Resplandecientes como la llama del fuego,

Las habitaciones de su Madre.

Los otros, obedientes a los deseos del Padre

Y a las previsoras decisiones que apartan

El mal del mundo, se esfuerzan, por medio

De la generación, a multiplicar la vida en el infinito universo,

Excitando en las almas el deseo de nacer sobre la tierra.

Hay otras que incesantemente vigilan los diferentes

Caminos de las íntimas relaciones del matrimonio

Para así conseguir que, engendrándose hombres mortales,

Pueda de este modo construirse, inmortal, la raza

De los hombres, afligidos por infinitos males.

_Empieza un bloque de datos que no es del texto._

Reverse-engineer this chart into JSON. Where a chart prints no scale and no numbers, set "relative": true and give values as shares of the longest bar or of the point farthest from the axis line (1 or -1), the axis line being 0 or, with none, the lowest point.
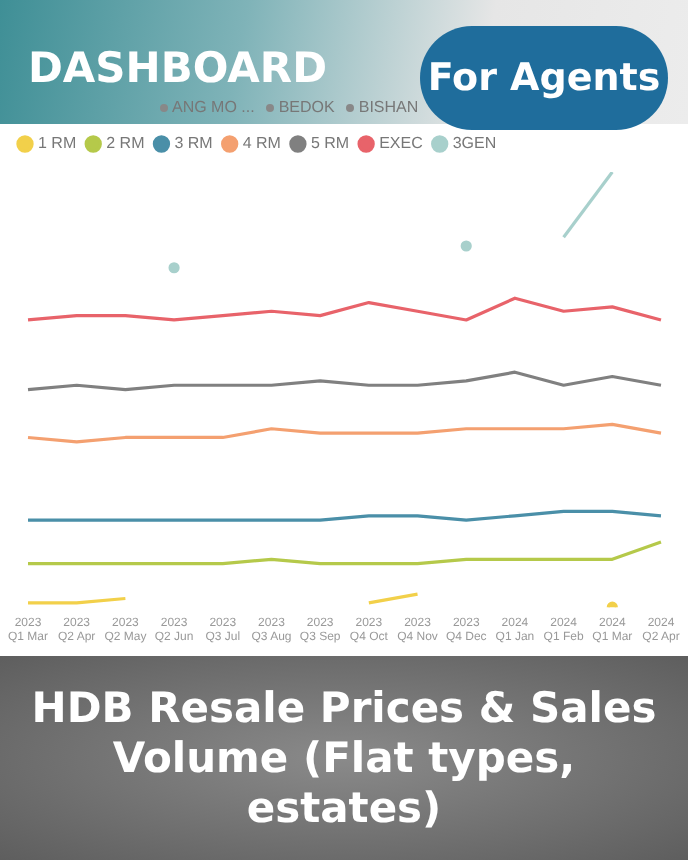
{
  "chart_data": {
    "type": "line",
    "title": "HDB Resale Prices & Sales Volume (Flat types, estates)",
    "annotations": [
      "DASHBOARD",
      "For Agents",
      "ANG MO ...",
      "BEDOK",
      "BISHAN"
    ],
    "categories": [
      "2023 Q1 Mar",
      "2023 Q2 Apr",
      "2023 Q2 May",
      "2023 Q2 Jun",
      "2023 Q3 Jul",
      "2023 Q3 Aug",
      "2023 Q3 Sep",
      "2023 Q4 Oct",
      "2023 Q4 Nov",
      "2023 Q4 Dec",
      "2024 Q1 Jan",
      "2024 Q1 Feb",
      "2024 Q1 Mar",
      "2024 Q2 Apr"
    ],
    "relative": true,
    "grid": false,
    "legend": "top left",
    "line_style": "solid",
    "series": [
      {
        "name": "1 RM",
        "color": "#f2d04a",
        "values": [
          0.01,
          0.01,
          0.02,
          null,
          null,
          null,
          null,
          0.01,
          0.03,
          null,
          null,
          null,
          0,
          null
        ]
      },
      {
        "name": "2 RM",
        "color": "#b5c94a",
        "values": [
          0.1,
          0.1,
          0.1,
          0.1,
          0.1,
          0.11,
          0.1,
          0.1,
          0.1,
          0.11,
          0.11,
          0.11,
          0.11,
          0.15
        ]
      },
      {
        "name": "3 RM",
        "color": "#4a8fa8",
        "values": [
          0.2,
          0.2,
          0.2,
          0.2,
          0.2,
          0.2,
          0.2,
          0.21,
          0.21,
          0.2,
          0.21,
          0.22,
          0.22,
          0.21
        ]
      },
      {
        "name": "4 RM",
        "color": "#f4a070",
        "values": [
          0.39,
          0.38,
          0.39,
          0.39,
          0.39,
          0.41,
          0.4,
          0.4,
          0.4,
          0.41,
          0.41,
          0.41,
          0.42,
          0.4
        ]
      },
      {
        "name": "5 RM",
        "color": "#808080",
        "values": [
          0.5,
          0.51,
          0.5,
          0.51,
          0.51,
          0.51,
          0.52,
          0.51,
          0.51,
          0.52,
          0.54,
          0.51,
          0.53,
          0.51
        ]
      },
      {
        "name": "EXEC",
        "color": "#e8636a",
        "values": [
          0.66,
          0.67,
          0.67,
          0.66,
          0.67,
          0.68,
          0.67,
          0.7,
          0.68,
          0.66,
          0.71,
          0.68,
          0.69,
          0.66
        ]
      },
      {
        "name": "3GEN",
        "color": "#a8d0cc",
        "values": [
          null,
          null,
          null,
          0.78,
          null,
          null,
          null,
          null,
          null,
          0.83,
          null,
          0.85,
          1,
          null
        ]
      }
    ]
  }
}
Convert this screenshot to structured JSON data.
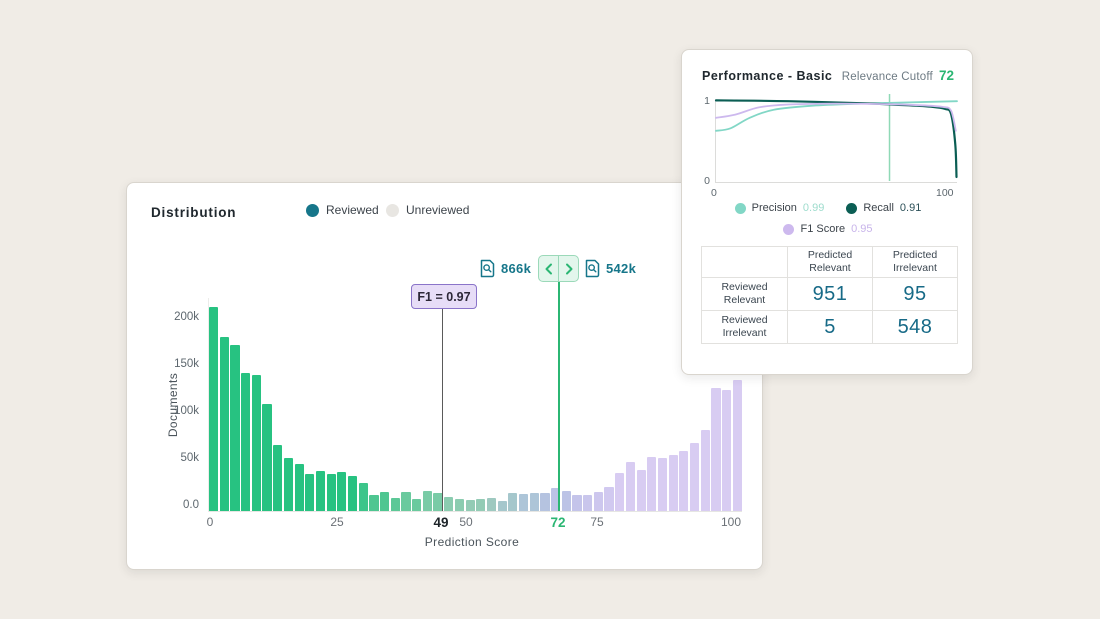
{
  "distribution_panel": {
    "title": "Distribution",
    "legend": [
      {
        "label": "Reviewed",
        "color": "#16768a"
      },
      {
        "label": "Unreviewed",
        "color": "#e8e6e2"
      }
    ],
    "left_doc_count": "866k",
    "right_doc_count": "542k",
    "f1_annotation": "F1 = 0.97",
    "f1_score_position": "49",
    "relevance_cutoff_position": "72",
    "ylabel": "Documents",
    "xlabel": "Prediction Score",
    "y_ticks": [
      "200k",
      "150k",
      "100k",
      "50k",
      "0.0"
    ],
    "x_ticks": [
      "0",
      "25",
      "50",
      "75",
      "100"
    ],
    "chart_data": {
      "type": "bar",
      "title": "Distribution",
      "xlabel": "Prediction Score",
      "ylabel": "Documents",
      "x_range": [
        0,
        100
      ],
      "bin_width": 2,
      "ylim_k": [
        0,
        230
      ],
      "values_k": [
        220,
        188,
        179,
        149,
        147,
        116,
        71,
        57,
        51,
        40,
        43,
        40,
        42,
        38,
        30,
        17,
        20,
        14,
        21,
        13,
        22,
        19,
        15,
        13,
        12,
        13,
        14,
        11,
        19,
        18,
        19,
        19,
        25,
        22,
        17,
        17,
        21,
        26,
        41,
        53,
        44,
        58,
        57,
        61,
        65,
        73,
        88,
        133,
        131,
        142
      ],
      "bar_colors": [
        "#27c281",
        "#27c281",
        "#27c281",
        "#27c281",
        "#27c281",
        "#27c281",
        "#27c281",
        "#27c281",
        "#27c281",
        "#27c281",
        "#27c281",
        "#27c281",
        "#27c281",
        "#27c281",
        "#3cc58a",
        "#4ec691",
        "#4ec691",
        "#5cc897",
        "#6aca9e",
        "#6aca9e",
        "#79cba6",
        "#79cba6",
        "#8bccb0",
        "#8bccb0",
        "#93cbb5",
        "#93cbb5",
        "#9ec9c0",
        "#a5c7cc",
        "#a5c7cc",
        "#adc5d8",
        "#adc5d8",
        "#b5c3e0",
        "#bcc3e6",
        "#bcc3e6",
        "#c4c4ea",
        "#c9c6ec",
        "#cdc7ee",
        "#d1c9f0",
        "#d8ccf2",
        "#d8ccf2",
        "#d8ccf2",
        "#d8ccf2",
        "#d8ccf2",
        "#d8ccf2",
        "#d8ccf2",
        "#d8ccf2",
        "#d8ccf2",
        "#d8ccf2",
        "#d8ccf2",
        "#d8ccf2"
      ],
      "annotations": [
        {
          "x": 49,
          "label": "F1 = 0.97",
          "line_color": "#5a5a5a"
        },
        {
          "x": 72,
          "label": "72",
          "line_color": "#2bb673"
        }
      ]
    }
  },
  "performance_panel": {
    "title": "Performance - Basic",
    "cutoff_label": "Relevance Cutoff",
    "cutoff_value": "72",
    "y_tick_top": "1",
    "y_tick_bottom": "0",
    "x_tick_left": "0",
    "x_tick_right": "100",
    "legend": [
      {
        "label": "Precision",
        "value": "0.99",
        "color": "#82d7c6"
      },
      {
        "label": "Recall",
        "value": "0.91",
        "color": "#0b5e54"
      },
      {
        "label": "F1 Score",
        "value": "0.95",
        "color": "#cdb9ee"
      }
    ],
    "chart_data": {
      "type": "line",
      "xlim": [
        0,
        100
      ],
      "ylim": [
        0,
        1
      ],
      "cutoff_x": 72,
      "cutoff_line_color": "#8fd9b6",
      "series": [
        {
          "name": "Precision",
          "metric_value": 0.99,
          "color": "#82d7c6",
          "points": [
            [
              0,
              0.62
            ],
            [
              6,
              0.65
            ],
            [
              14,
              0.78
            ],
            [
              24,
              0.88
            ],
            [
              40,
              0.93
            ],
            [
              60,
              0.955
            ],
            [
              80,
              0.97
            ],
            [
              100,
              0.985
            ]
          ]
        },
        {
          "name": "Recall",
          "metric_value": 0.91,
          "color": "#0b5e54",
          "points": [
            [
              0,
              0.995
            ],
            [
              30,
              0.985
            ],
            [
              60,
              0.96
            ],
            [
              80,
              0.935
            ],
            [
              90,
              0.915
            ],
            [
              95,
              0.89
            ],
            [
              97.5,
              0.83
            ],
            [
              99.3,
              0.45
            ],
            [
              99.8,
              0.05
            ]
          ]
        },
        {
          "name": "F1 Score",
          "metric_value": 0.95,
          "color": "#cdb9ee",
          "points": [
            [
              0,
              0.78
            ],
            [
              8,
              0.82
            ],
            [
              18,
              0.91
            ],
            [
              30,
              0.945
            ],
            [
              50,
              0.955
            ],
            [
              70,
              0.95
            ],
            [
              85,
              0.935
            ],
            [
              94,
              0.915
            ],
            [
              97.5,
              0.87
            ],
            [
              99.5,
              0.62
            ]
          ]
        }
      ]
    },
    "table": {
      "col_headers": [
        "Predicted Relevant",
        "Predicted Irrelevant"
      ],
      "rows": [
        {
          "header": "Reviewed Relevant",
          "values": [
            "951",
            "95"
          ]
        },
        {
          "header": "Reviewed Irrelevant",
          "values": [
            "5",
            "548"
          ]
        }
      ]
    }
  }
}
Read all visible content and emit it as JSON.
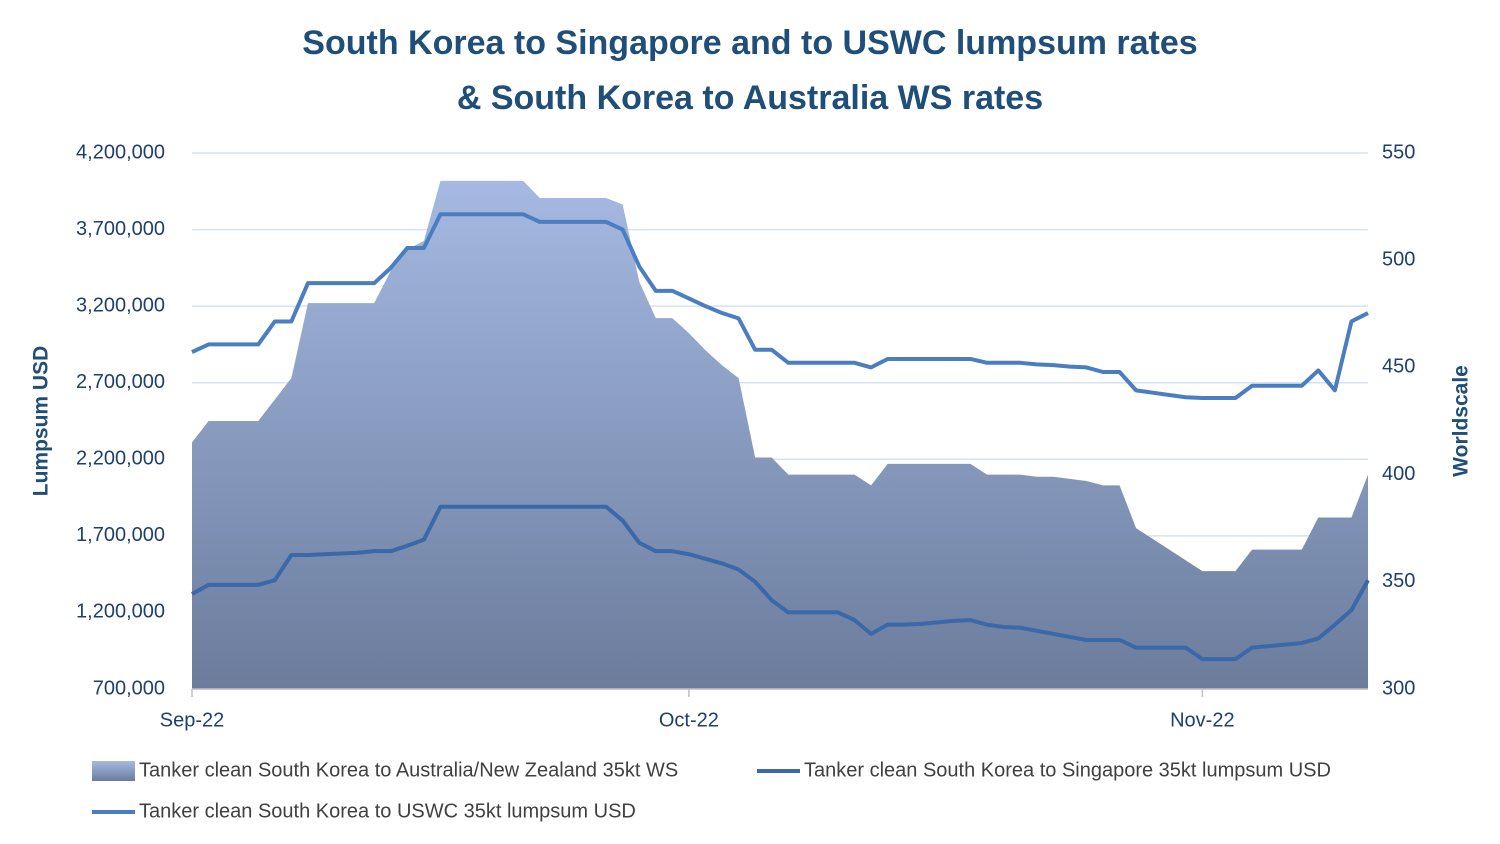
{
  "chart_data": {
    "type": "combo",
    "title": [
      "South Korea to Singapore and to USWC lumpsum rates",
      "& South Korea to Australia WS rates"
    ],
    "y_label": "Lumpsum USD",
    "y2_label": "Worldscale",
    "categories": [
      "Sep-22",
      null,
      null,
      null,
      null,
      null,
      null,
      null,
      null,
      null,
      null,
      null,
      null,
      null,
      null,
      null,
      null,
      null,
      null,
      null,
      null,
      null,
      null,
      null,
      null,
      null,
      null,
      null,
      null,
      null,
      "Oct-22",
      null,
      null,
      null,
      null,
      null,
      null,
      null,
      null,
      null,
      null,
      null,
      null,
      null,
      null,
      null,
      null,
      null,
      null,
      null,
      null,
      null,
      null,
      null,
      null,
      null,
      null,
      null,
      null,
      null,
      null,
      "Nov-22",
      null,
      null,
      null,
      null,
      null,
      null,
      null,
      null,
      null,
      null
    ],
    "ylim": [
      700000,
      4200000
    ],
    "yticks": [
      {
        "value": 700000,
        "label": "700,000"
      },
      {
        "value": 1200000,
        "label": "1,200,000"
      },
      {
        "value": 1700000,
        "label": "1,700,000"
      },
      {
        "value": 2200000,
        "label": "2,200,000"
      },
      {
        "value": 2700000,
        "label": "2,700,000"
      },
      {
        "value": 3200000,
        "label": "3,200,000"
      },
      {
        "value": 3700000,
        "label": "3,700,000"
      },
      {
        "value": 4200000,
        "label": "4,200,000"
      }
    ],
    "y2lim": [
      300,
      550
    ],
    "y2ticks": [
      300,
      350,
      400,
      450,
      500,
      550
    ],
    "grid": true,
    "legend": "bottom",
    "series": [
      {
        "name": "Tanker clean South Korea to Australia/New Zealand 35kt WS",
        "type": "area",
        "axis": "y2",
        "color": [
          "#a5b9e2",
          "#6b7c9c"
        ],
        "values": [
          415,
          425,
          425,
          425,
          425,
          435,
          445,
          480,
          480,
          480,
          480,
          480,
          495,
          505,
          509,
          537,
          537,
          537,
          537,
          537,
          537,
          529,
          529,
          529,
          529,
          529,
          526,
          490,
          473,
          473,
          466,
          458,
          451,
          445,
          408,
          408,
          400,
          400,
          400,
          400,
          400,
          395,
          405,
          405,
          405,
          405,
          405,
          405,
          400,
          400,
          400,
          399,
          399,
          398,
          397,
          395,
          395,
          375,
          370,
          365,
          360,
          355,
          355,
          355,
          365,
          365,
          365,
          365,
          380,
          380,
          380,
          400
        ]
      },
      {
        "name": "Tanker clean South Korea to Singapore 35kt lumpsum USD",
        "type": "line",
        "color": "#3a68a8",
        "values": [
          1320000,
          1380000,
          1380000,
          1380000,
          1380000,
          1410000,
          1575000,
          1575000,
          1580000,
          1585000,
          1590000,
          1600000,
          1600000,
          1635000,
          1675000,
          1890000,
          1890000,
          1890000,
          1890000,
          1890000,
          1890000,
          1890000,
          1890000,
          1890000,
          1890000,
          1890000,
          1800000,
          1655000,
          1600000,
          1600000,
          1580000,
          1550000,
          1520000,
          1480000,
          1400000,
          1280000,
          1200000,
          1200000,
          1200000,
          1200000,
          1150000,
          1060000,
          1120000,
          1120000,
          1125000,
          1135000,
          1145000,
          1150000,
          1120000,
          1105000,
          1100000,
          1080000,
          1060000,
          1040000,
          1020000,
          1020000,
          1020000,
          970000,
          970000,
          970000,
          970000,
          895000,
          895000,
          895000,
          970000,
          980000,
          990000,
          1000000,
          1030000,
          1120000,
          1215000,
          1410000
        ]
      },
      {
        "name": "Tanker clean South Korea to USWC 35kt lumpsum USD",
        "type": "line",
        "color": "#4a7ec0",
        "values": [
          2900000,
          2950000,
          2950000,
          2950000,
          2950000,
          3100000,
          3100000,
          3350000,
          3350000,
          3350000,
          3350000,
          3350000,
          3450000,
          3580000,
          3580000,
          3800000,
          3800000,
          3800000,
          3800000,
          3800000,
          3800000,
          3750000,
          3750000,
          3750000,
          3750000,
          3750000,
          3700000,
          3460000,
          3300000,
          3300000,
          3250000,
          3200000,
          3155000,
          3120000,
          2915000,
          2915000,
          2830000,
          2830000,
          2830000,
          2830000,
          2830000,
          2800000,
          2855000,
          2855000,
          2855000,
          2855000,
          2855000,
          2855000,
          2830000,
          2830000,
          2830000,
          2820000,
          2815000,
          2805000,
          2800000,
          2770000,
          2770000,
          2650000,
          2635000,
          2620000,
          2605000,
          2600000,
          2600000,
          2600000,
          2680000,
          2680000,
          2680000,
          2680000,
          2780000,
          2650000,
          3100000,
          3155000
        ]
      }
    ]
  }
}
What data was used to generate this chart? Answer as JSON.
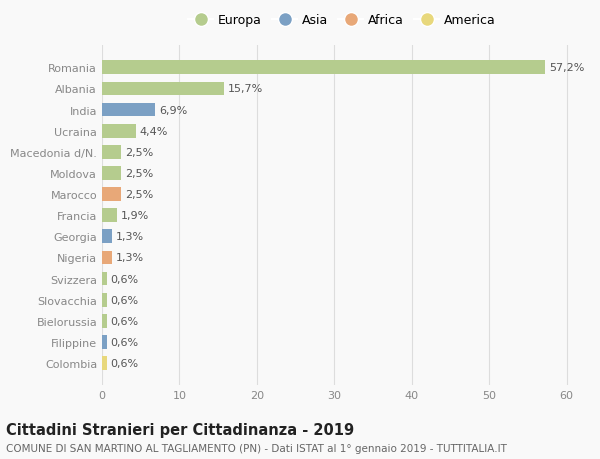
{
  "categories": [
    "Romania",
    "Albania",
    "India",
    "Ucraina",
    "Macedonia d/N.",
    "Moldova",
    "Marocco",
    "Francia",
    "Georgia",
    "Nigeria",
    "Svizzera",
    "Slovacchia",
    "Bielorussia",
    "Filippine",
    "Colombia"
  ],
  "values": [
    57.2,
    15.7,
    6.9,
    4.4,
    2.5,
    2.5,
    2.5,
    1.9,
    1.3,
    1.3,
    0.6,
    0.6,
    0.6,
    0.6,
    0.6
  ],
  "labels": [
    "57,2%",
    "15,7%",
    "6,9%",
    "4,4%",
    "2,5%",
    "2,5%",
    "2,5%",
    "1,9%",
    "1,3%",
    "1,3%",
    "0,6%",
    "0,6%",
    "0,6%",
    "0,6%",
    "0,6%"
  ],
  "continents": [
    "Europa",
    "Europa",
    "Asia",
    "Europa",
    "Europa",
    "Europa",
    "Africa",
    "Europa",
    "Asia",
    "Africa",
    "Europa",
    "Europa",
    "Europa",
    "Asia",
    "America"
  ],
  "continent_colors": {
    "Europa": "#b5cc8e",
    "Asia": "#7ba0c4",
    "Africa": "#e8a878",
    "America": "#e8d87c"
  },
  "legend_order": [
    "Europa",
    "Asia",
    "Africa",
    "America"
  ],
  "title": "Cittadini Stranieri per Cittadinanza - 2019",
  "subtitle": "COMUNE DI SAN MARTINO AL TAGLIAMENTO (PN) - Dati ISTAT al 1° gennaio 2019 - TUTTITALIA.IT",
  "xlim": [
    0,
    62
  ],
  "xticks": [
    0,
    10,
    20,
    30,
    40,
    50,
    60
  ],
  "background_color": "#f9f9f9",
  "grid_color": "#dddddd",
  "bar_height": 0.65,
  "title_fontsize": 10.5,
  "subtitle_fontsize": 7.5,
  "tick_fontsize": 8,
  "label_fontsize": 8,
  "legend_fontsize": 9
}
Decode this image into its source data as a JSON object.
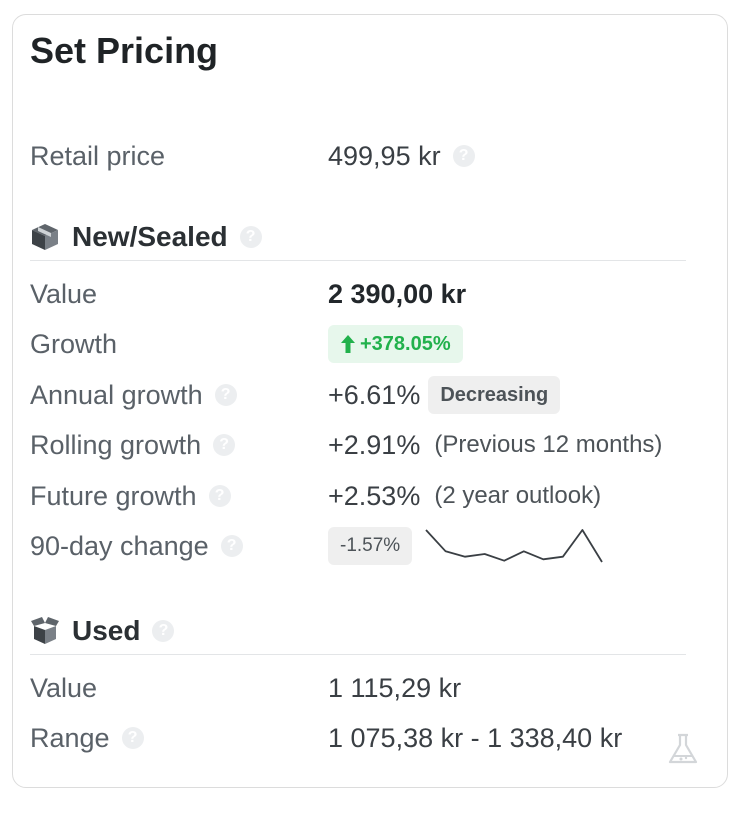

Todos, en fin, se afanan en secundar las obras

De la Citerea, procreadora del Deseo.

Y en cuanto a ti, oh Diosa,

--ya que tu oído por todas partes está atento--,

Sea que te extiendas sobre el amplio horizonte

Celestial y allí seas, tal como de ti se dice,

El alma divina del eterno universo;

Sea que habites en el seno del éter,

Por encima de las siete órbitas de los planetas,

Derramando sobre todo lo que de ti proviene,

Infinitas energías,

Óyeme, y conduce, oh Venerable,

Con la ayuda de tus impulsos los más justos,

El penosísimo camino de mi dolorosa vida

Borrando de mi alma el frío impulso

De los deseos no divinos!

(Los Nombres Divinos y otros Escritos. Apéndice. Ed. de J. Soler, Libros del Innombrable).

 

Imagen: Afrodita sobre un ganso, kylix, ca. 470-460 a.C.




19. “Consagrado a los dioses Manes. Cementerio dedicado a los desgraciados cadáveres de los que enloquecieron de amor.”